Between 1 and 2 dozen wire-like abrasion marks were observed near the leading edge of the inside portion of the left, forward saddle (see photographs). The upper portion of the saddle, where the cross tube existed, was destroyed by fire.
No other wire-like marks were observed on the left landing gear assembly or the attachment cross tubes. (For additional information, see the wreckage diagram and photographs.)
TESTS AND RESEARCH
The manufacturer of a wire strike protection system evaluated the likelihood of whether a wire cutter would have been effective given the reported flight conditions. The manufacturer opined that its wire cutter could have been effective assuming contact had occurred above the calculated 2.41-inch vertical distance from the skid to the tip of the cutter. This region is referred to as being "unprotected" by the cutter because a wire which enters this area will be lower than the bottom of the cutter blade and therefore will not be severed. (See correspondence from Aeronautical Accessories and its related 5-degree nose-down flight profile drawing.)
The power line, which the helicopter impacted, was depicted on the Phoenix Sectional Aeronautical Chart.
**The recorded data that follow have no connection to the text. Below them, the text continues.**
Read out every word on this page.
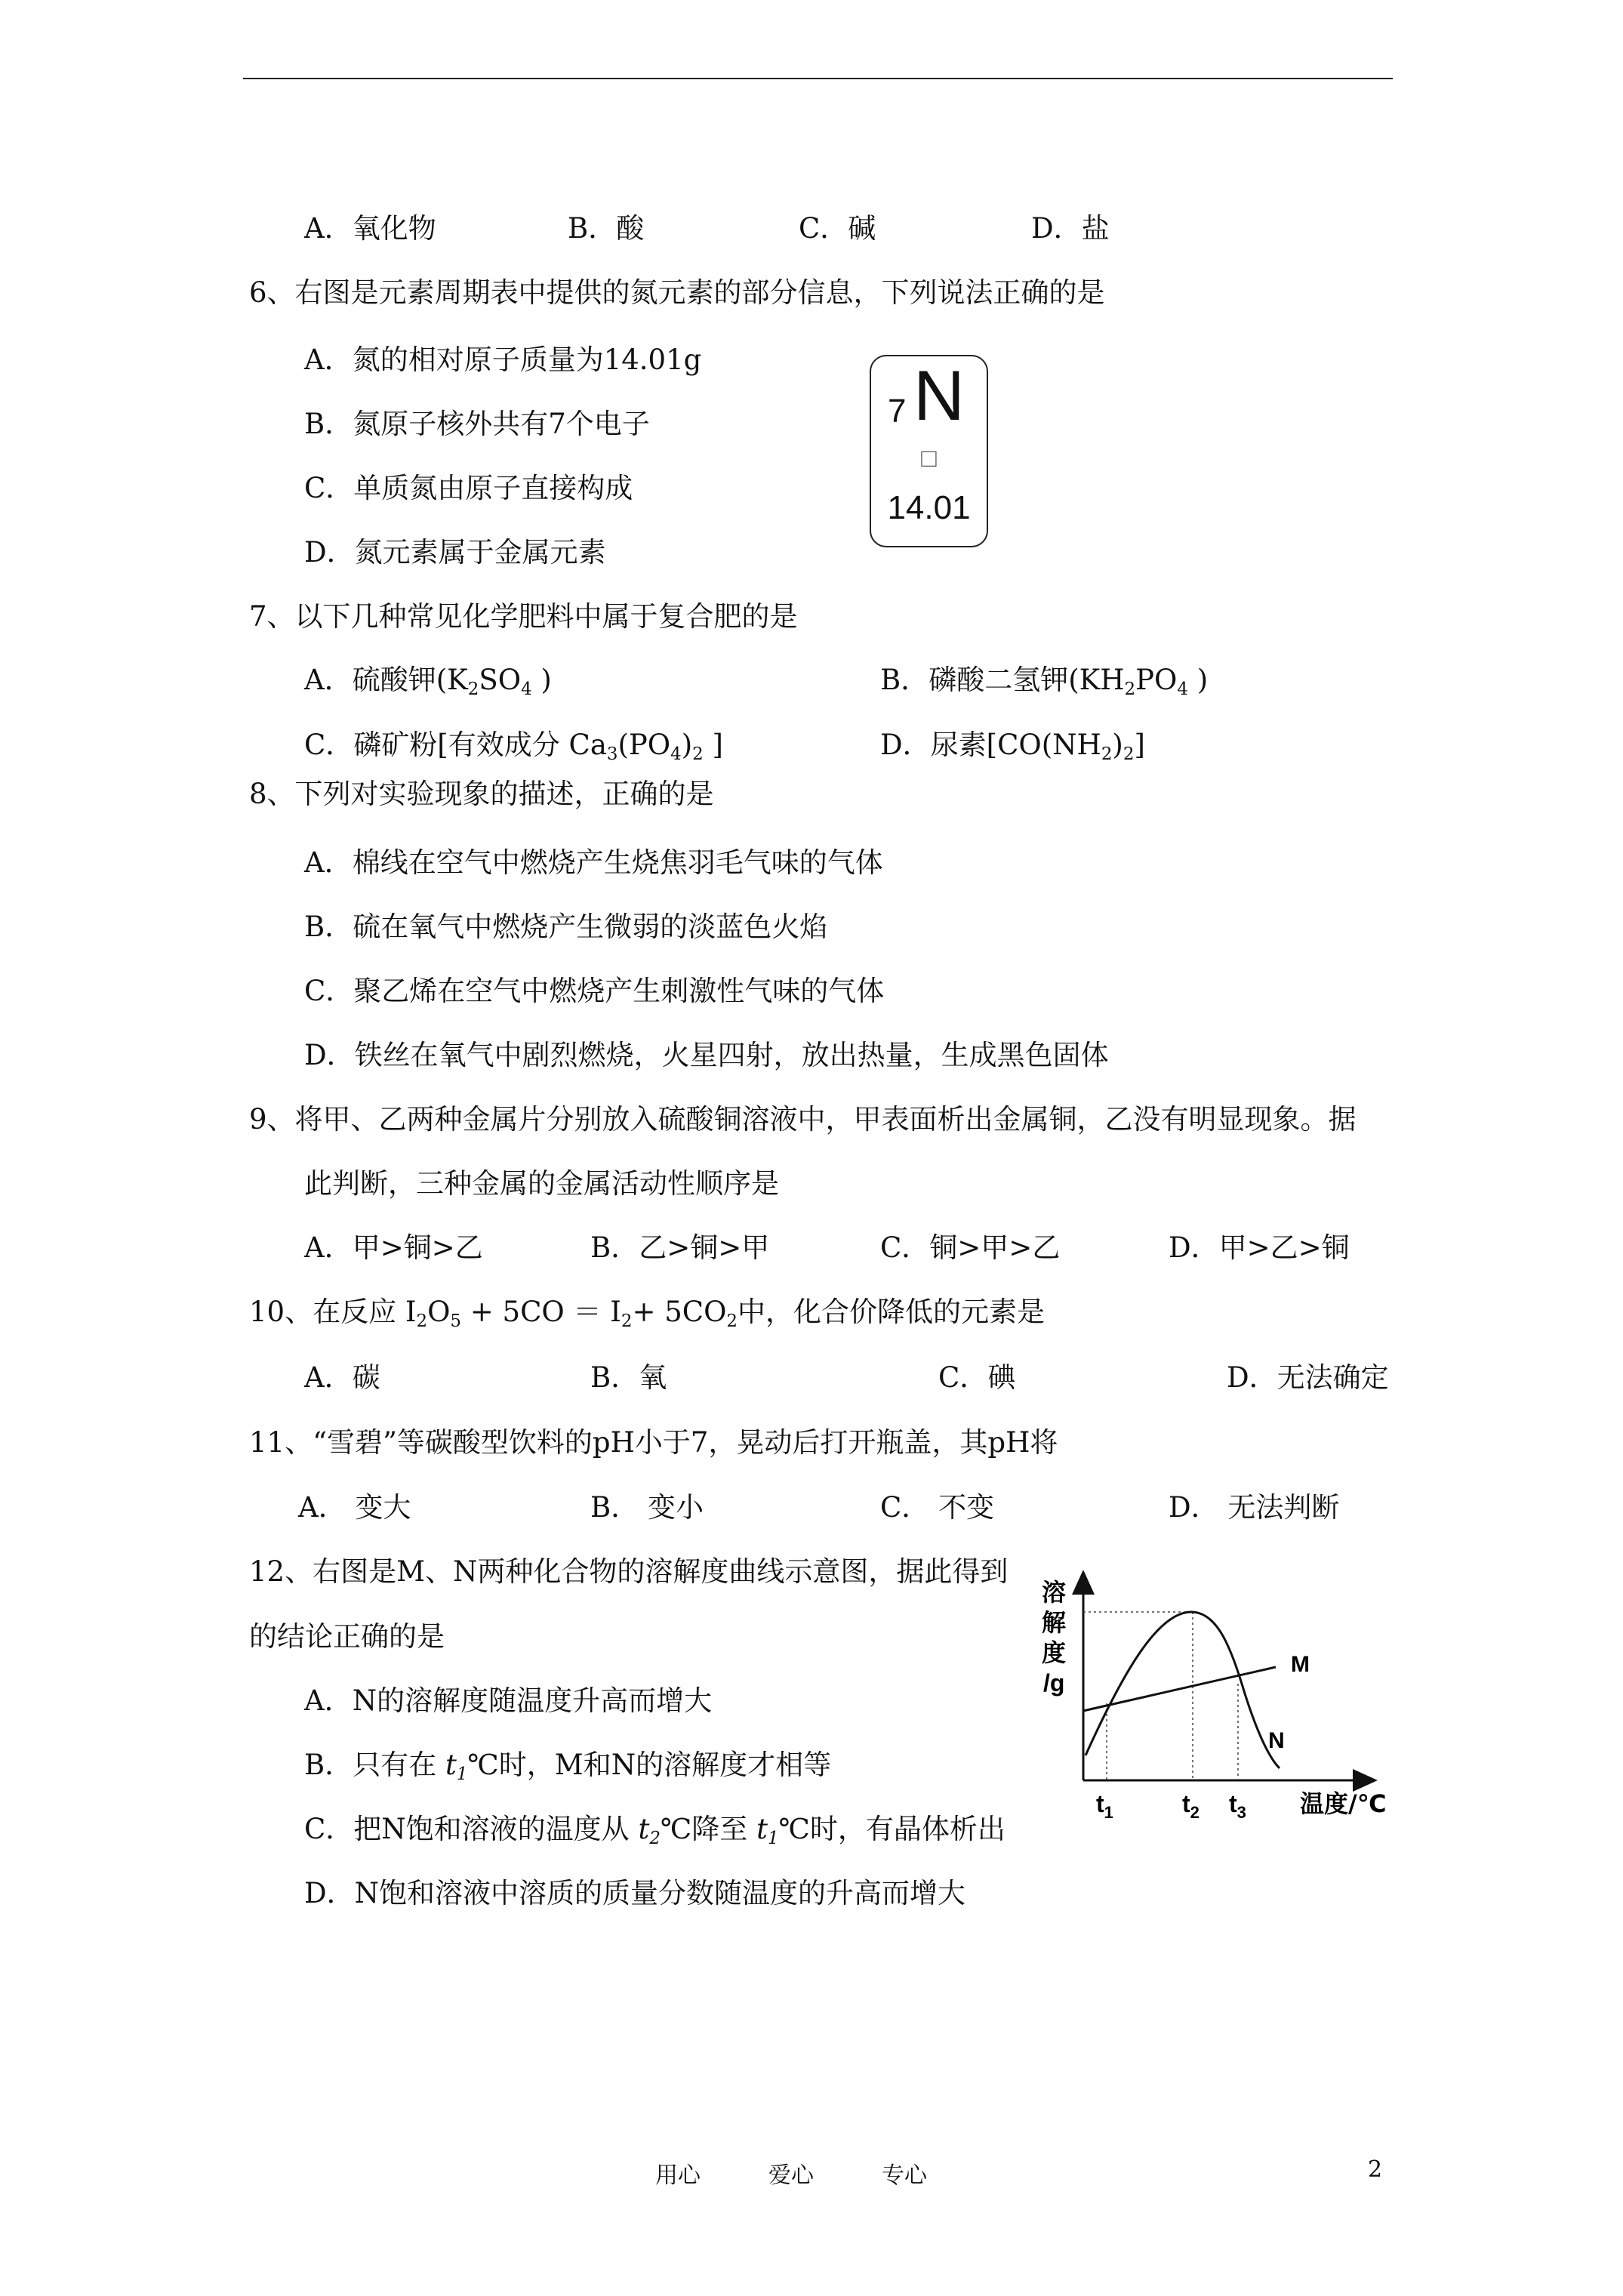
A．氧化物	B．酸	C．碱	D．盐
6、右图是元素周期表中提供的氮元素的部分信息，下列说法正确的是
A．氮的相对原子质量为14.01g
B．氮原子核外共有7个电子
C．单质氮由原子直接构成
D．氮元素属于金属元素
7 N
□
14.01
7、以下几种常见化学肥料中属于复合肥的是
A．硫酸钾($K_2SO_4$ )	B．磷酸二氢钾($KH_2PO_4$ )
C．磷矿粉[有效成分 $Ca_3(PO_4)_2$ ]	D．尿素$[CO(NH_2)_2]$
8、下列对实验现象的描述，正确的是
A．棉线在空气中燃烧产生烧焦羽毛气味的气体
B．硫在氧气中燃烧产生微弱的淡蓝色火焰
C．聚乙烯在空气中燃烧产生刺激性气味的气体
D．铁丝在氧气中剧烈燃烧，火星四射，放出热量，生成黑色固体
9、将甲、乙两种金属片分别放入硫酸铜溶液中，甲表面析出金属铜，乙没有明显现象。据
此判断，三种金属的金属活动性顺序是
A．甲>铜>乙	B．乙>铜>甲	C．铜>甲>乙	D．甲>乙>铜
10、在反应 $I_2O_5 + 5CO = I_2+ 5CO_2$中，化合价降低的元素是
A．碳	B．氧	C．碘	D．无法确定
11、“雪碧”等碳酸型饮料的pH小于7，晃动后打开瓶盖，其pH将
A． 变大	B． 变小	C． 不变	D． 无法判断
12、右图是M、N两种化合物的溶解度曲线示意图，据此得到
的结论正确的是
A．N的溶解度随温度升高而增大
B．只有在 $t_1℃$时，M和N的溶解度才相等
C．把N饱和溶液的温度从 $t_2℃$降至 $t_1℃$时，有晶体析出
D．N饱和溶液中溶质的质量分数随温度的升高而增大
M
N
溶
解
度
/g
$t_1$	$t_2$ $t_3$ 温度/℃
用心　　　爱心　　　专心	2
In general, the power line was oriented in a northeast to southwest direction, and spanned the area from the Coolidge Dam to near Kearny.
According to the power line owner (the San Carlos Irrigation Project, Bureau of Indian Affairs) only 1 power line was impacted. The impacted power line was within a group of 6 lines which were all supported between the same 2 towers.
The towers were located on adjacent hills, and they had different elevations. Tower number 65, located to the northeast of the crash site, had a base elevation of about 3,698 feet. Tower number 64, located to the southwest of the site, had a base elevation of about 3,877 feet. The horizontal distance between the towers was 1,680 feet. (See the Coolidge Dam profile and alignment drawings for additional information.)
The helicopter impacted the ground to the south of the southern-most power line. The elevation of the lines in the vicinity of the point of severance, between tower numbers 64 and 65, was estimated by U.S. Department of the Interior personnel at 3,730 to 3,735 feet mean sea level (msl). The elevation of the terrain below the point of severance varied between 3,560 and 3,600 feet msl.
The impacted power line was the southern-most of the two highest elevation lines. The line, which was not energized at the time of impact, had an estimated 7/16-inch diameter and was composed of 100 percent copper material in 7 wire strands.
Following the accident, the Safety Board received reports from several other helicopter pilots regarding the conspicuousness of the power lines in the accident site area. In summary, the pilots described their ability to see the obstructions using the following terms: "difficult," "extremely hard," or "virtually invisible."